IFP spokesperson Mkhuleko Hlengwa said during a media briefing that the party would not take Malema seriously as he was once prepared to kill or even die for former president Jacob Zuma.

Hlengwa told the media that Malema had a questionable personality and was now “playing the man and not the ball” with his comments directed at the IFP leader.

Malema should refrain from commenting on issues of the party as he had never been a member of the party, Hlengwa said, according to IOL. Speaking in defence of Buthelezi, he said the prince had successfully groomed leaders in the party to ensure a smooth transition in the interests of the IFP and he denied claims that the party would die post-Buthelezi’s leadership.
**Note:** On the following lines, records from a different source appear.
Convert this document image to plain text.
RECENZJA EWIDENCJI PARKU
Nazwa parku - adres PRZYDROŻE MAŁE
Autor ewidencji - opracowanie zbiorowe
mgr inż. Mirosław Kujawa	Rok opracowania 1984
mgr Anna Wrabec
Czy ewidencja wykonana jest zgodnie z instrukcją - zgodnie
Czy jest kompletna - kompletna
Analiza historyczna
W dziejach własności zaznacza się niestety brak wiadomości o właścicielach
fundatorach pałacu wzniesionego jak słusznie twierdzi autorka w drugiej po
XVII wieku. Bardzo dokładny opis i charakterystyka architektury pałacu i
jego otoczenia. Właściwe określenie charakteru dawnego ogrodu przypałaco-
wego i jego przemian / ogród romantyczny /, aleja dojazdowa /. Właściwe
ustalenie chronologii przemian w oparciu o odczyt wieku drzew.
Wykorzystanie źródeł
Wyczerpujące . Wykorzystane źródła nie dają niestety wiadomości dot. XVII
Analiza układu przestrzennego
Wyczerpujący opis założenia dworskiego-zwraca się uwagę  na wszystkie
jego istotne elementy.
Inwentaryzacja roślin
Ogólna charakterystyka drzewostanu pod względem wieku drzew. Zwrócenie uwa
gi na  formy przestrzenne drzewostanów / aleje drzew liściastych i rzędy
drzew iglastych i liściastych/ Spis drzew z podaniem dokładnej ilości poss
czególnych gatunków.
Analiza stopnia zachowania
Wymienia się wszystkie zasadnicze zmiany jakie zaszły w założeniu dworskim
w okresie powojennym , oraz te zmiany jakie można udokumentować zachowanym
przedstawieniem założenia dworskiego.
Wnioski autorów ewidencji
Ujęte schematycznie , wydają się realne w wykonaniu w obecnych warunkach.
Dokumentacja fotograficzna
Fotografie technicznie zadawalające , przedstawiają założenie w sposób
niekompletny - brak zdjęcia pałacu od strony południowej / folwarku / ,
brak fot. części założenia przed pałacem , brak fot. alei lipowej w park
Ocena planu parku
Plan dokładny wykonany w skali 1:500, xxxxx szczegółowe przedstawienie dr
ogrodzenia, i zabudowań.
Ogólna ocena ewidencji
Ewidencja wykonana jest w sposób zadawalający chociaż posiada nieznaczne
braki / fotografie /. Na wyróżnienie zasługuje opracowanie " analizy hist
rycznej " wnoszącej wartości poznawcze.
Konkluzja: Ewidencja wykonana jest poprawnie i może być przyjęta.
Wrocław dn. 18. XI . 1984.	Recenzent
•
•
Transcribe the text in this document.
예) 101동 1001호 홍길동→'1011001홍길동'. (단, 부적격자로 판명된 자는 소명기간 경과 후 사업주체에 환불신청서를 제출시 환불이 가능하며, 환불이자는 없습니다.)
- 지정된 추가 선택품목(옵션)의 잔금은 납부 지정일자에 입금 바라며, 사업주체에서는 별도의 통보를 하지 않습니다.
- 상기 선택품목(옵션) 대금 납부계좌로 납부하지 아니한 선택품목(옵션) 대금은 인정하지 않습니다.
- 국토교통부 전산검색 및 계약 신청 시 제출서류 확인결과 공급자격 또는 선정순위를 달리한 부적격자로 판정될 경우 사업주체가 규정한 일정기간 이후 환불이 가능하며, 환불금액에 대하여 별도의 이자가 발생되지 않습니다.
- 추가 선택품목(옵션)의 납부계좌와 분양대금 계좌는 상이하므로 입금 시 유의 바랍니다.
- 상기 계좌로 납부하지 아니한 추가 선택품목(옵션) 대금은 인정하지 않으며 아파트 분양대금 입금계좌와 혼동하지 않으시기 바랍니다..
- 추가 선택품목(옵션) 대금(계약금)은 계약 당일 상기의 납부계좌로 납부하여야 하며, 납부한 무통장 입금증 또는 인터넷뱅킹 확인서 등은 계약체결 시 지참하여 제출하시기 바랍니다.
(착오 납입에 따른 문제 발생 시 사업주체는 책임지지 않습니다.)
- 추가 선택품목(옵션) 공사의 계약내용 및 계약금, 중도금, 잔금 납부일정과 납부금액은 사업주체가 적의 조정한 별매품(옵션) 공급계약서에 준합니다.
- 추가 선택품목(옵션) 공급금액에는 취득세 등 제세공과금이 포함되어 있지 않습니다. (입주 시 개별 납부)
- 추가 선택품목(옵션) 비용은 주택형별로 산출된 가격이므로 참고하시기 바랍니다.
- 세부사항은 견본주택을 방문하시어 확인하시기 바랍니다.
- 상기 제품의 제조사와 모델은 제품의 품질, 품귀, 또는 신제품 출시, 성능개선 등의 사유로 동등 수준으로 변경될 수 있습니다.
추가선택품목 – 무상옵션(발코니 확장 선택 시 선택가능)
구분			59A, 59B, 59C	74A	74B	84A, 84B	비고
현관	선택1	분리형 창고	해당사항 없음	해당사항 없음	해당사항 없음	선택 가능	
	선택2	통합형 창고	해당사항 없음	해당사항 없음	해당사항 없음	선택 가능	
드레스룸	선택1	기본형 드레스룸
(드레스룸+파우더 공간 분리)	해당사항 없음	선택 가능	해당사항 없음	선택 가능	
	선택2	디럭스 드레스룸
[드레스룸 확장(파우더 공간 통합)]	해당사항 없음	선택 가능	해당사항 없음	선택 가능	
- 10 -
Malema appeared in court for utterances made in 2016 in Newcastle where hehad  called supporters to identify land and seize it. His case was postponed to July 8 as Malema’s legal team challenged the constitutionality of the Act in the High Court in Pretoria, where a ruling is still pending. That case was heard in December and its outcome will affect the Newcastle charges.

Outside the court, Malema not only targetted Buthelezi in his comments but said he opposed black people working for white people.

“[We] want you to work for yourselves; white people will work for you. That will be true freedom. You must teach them how to carry babies on their back. They must feel what our parents have been feeling.”

He told supporters that he longed for the day when white South Africans served black citizens.

“We are not calling for white people to be killed, but for white people to be our domestic workers. But whites [can] only work for blacks when the country’s land [is] returned to the majority,” he said.

He defended his utterances by saying he wasn’t calling for whites to leave the country but that “white citizens who [want] to leave the country because they [are threatened] by black ownership, should just leave”.